The index of coincident economic indicators stood at 88.9 percent, a jump from a revised 40 percent registered in December, the Cabinet Office said in a preliminary report.
Despite the enormous monthly advance, the government still considers the economy to be in an overall neutral trend, a Cabinet Office official said.
“The index of coincident economic indicators has followed a zigzag course since October,” the official said on condition of anonymity. “The basic trend is one of advancing and retreating.”
All components, save for industrial production, logged positive figures, which elevated the coincident index.
A reading above 50 percent is considered a sign of economic expansion, while a figure below that is seen as a sign of contraction, according to Cabinet Office economists.
The official said the coincident index will probably be around 50 percent or slightly higher for February.

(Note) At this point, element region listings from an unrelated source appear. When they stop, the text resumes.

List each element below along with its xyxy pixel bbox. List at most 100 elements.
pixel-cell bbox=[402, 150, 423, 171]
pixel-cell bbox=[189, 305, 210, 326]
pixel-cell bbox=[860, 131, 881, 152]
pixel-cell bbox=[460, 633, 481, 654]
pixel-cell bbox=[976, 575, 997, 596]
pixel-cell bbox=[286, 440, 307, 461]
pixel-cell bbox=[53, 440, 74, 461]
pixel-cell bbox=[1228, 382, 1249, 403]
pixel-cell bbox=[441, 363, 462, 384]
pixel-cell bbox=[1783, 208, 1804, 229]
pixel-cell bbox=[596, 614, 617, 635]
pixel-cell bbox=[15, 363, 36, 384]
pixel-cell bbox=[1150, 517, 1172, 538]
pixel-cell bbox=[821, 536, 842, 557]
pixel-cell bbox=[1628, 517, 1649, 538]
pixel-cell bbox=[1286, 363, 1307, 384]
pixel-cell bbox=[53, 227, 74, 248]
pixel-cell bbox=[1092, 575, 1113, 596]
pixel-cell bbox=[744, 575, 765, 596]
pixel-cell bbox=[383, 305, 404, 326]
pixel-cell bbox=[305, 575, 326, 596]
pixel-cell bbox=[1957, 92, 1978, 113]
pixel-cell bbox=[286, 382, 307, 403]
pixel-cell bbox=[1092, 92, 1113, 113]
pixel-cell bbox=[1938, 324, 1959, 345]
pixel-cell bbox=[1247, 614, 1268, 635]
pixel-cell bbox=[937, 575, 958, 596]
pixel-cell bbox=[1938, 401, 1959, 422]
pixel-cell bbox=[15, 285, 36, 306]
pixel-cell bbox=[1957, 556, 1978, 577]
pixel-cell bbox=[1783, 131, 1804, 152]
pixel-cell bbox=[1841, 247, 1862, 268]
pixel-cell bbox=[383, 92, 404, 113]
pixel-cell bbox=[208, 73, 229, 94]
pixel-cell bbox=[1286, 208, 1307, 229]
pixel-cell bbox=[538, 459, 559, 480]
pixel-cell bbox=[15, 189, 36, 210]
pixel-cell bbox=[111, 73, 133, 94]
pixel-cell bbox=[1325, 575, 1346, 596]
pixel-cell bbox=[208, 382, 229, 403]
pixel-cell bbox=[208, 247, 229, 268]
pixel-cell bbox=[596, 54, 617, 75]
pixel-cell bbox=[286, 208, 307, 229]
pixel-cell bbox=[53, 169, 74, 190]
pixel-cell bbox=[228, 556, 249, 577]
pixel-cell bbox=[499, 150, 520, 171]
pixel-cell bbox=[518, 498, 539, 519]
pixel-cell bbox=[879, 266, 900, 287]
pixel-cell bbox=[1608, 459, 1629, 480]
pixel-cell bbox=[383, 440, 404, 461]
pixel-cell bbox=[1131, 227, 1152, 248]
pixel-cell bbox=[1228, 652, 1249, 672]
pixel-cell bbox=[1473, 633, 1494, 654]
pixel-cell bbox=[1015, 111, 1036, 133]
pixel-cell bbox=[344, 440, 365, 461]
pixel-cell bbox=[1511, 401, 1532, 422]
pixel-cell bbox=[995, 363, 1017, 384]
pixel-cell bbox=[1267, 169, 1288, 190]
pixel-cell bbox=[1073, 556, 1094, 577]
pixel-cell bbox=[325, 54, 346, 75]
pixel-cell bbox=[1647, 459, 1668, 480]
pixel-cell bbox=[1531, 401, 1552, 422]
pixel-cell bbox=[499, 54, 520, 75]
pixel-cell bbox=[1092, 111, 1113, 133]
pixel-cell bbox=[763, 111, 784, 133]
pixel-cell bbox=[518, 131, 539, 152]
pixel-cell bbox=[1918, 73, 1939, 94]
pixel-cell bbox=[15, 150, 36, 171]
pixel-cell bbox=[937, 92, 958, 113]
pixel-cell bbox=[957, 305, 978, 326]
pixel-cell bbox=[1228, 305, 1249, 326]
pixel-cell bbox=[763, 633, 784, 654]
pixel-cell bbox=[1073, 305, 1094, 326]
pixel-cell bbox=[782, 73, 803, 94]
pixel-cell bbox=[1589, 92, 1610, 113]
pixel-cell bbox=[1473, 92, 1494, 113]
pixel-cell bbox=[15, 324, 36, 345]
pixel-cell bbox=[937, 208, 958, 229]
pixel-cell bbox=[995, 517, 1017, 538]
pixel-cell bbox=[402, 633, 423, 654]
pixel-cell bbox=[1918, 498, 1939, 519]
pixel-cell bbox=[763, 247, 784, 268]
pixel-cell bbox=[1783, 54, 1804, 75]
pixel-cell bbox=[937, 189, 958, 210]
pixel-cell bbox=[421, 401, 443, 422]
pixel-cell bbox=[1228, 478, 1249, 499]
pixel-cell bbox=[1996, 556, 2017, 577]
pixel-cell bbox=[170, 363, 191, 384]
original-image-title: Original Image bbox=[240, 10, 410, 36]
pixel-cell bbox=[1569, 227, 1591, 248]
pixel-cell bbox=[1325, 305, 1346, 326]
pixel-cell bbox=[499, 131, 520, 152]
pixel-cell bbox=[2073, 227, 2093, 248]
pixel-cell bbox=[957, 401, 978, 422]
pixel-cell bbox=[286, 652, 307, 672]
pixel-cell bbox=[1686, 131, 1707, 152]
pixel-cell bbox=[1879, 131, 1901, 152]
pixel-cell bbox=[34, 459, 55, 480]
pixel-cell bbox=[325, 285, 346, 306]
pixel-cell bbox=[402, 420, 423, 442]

The index of leading indicators, which measures economic moves about six months ahead, came to 44.4 percent in the latest reporting month, falling below 50 percent for the first time in three months.
The index of lagging indicators, which gauges economic performance in the recent past, was at 33.3 percent, remaining below 50 percent for two consecutive months.
The diffusion indexes compare the current levels of various economic data with their levels three months prior.
Households spent less
Average household spending fell a real 1.5 percent in January from a year earlier to 298,980 yen, down for the third straight month, the government said Friday.
The margin of decline is smaller than the 2 percent fall in spending by wage-earning households alone for January.
Overall household spending on clothing and footwear contracted 6.7 percent from a year earlier, while spending on food dropped 2.3 percent, the Public Management, Home Affairs, Posts and Telecommunications Ministry said.
In other spending categories, expenditures on furniture and other household goods dropped 1.9 percent, while spending on books, other educational items and entertainment declined 1.6 percent.
Spending on education rose 10.3 percent.
Outlays for water, fuel and electricity rose 2.8 percent and spending on transportation and telecommunications increased 1.3 percent.
Household spending is a key gauge of personal spending, which accounts for about 60 percent of Japan’s gross domestic product. Wage-earning households’ outlays make up 60 percent of total household spending.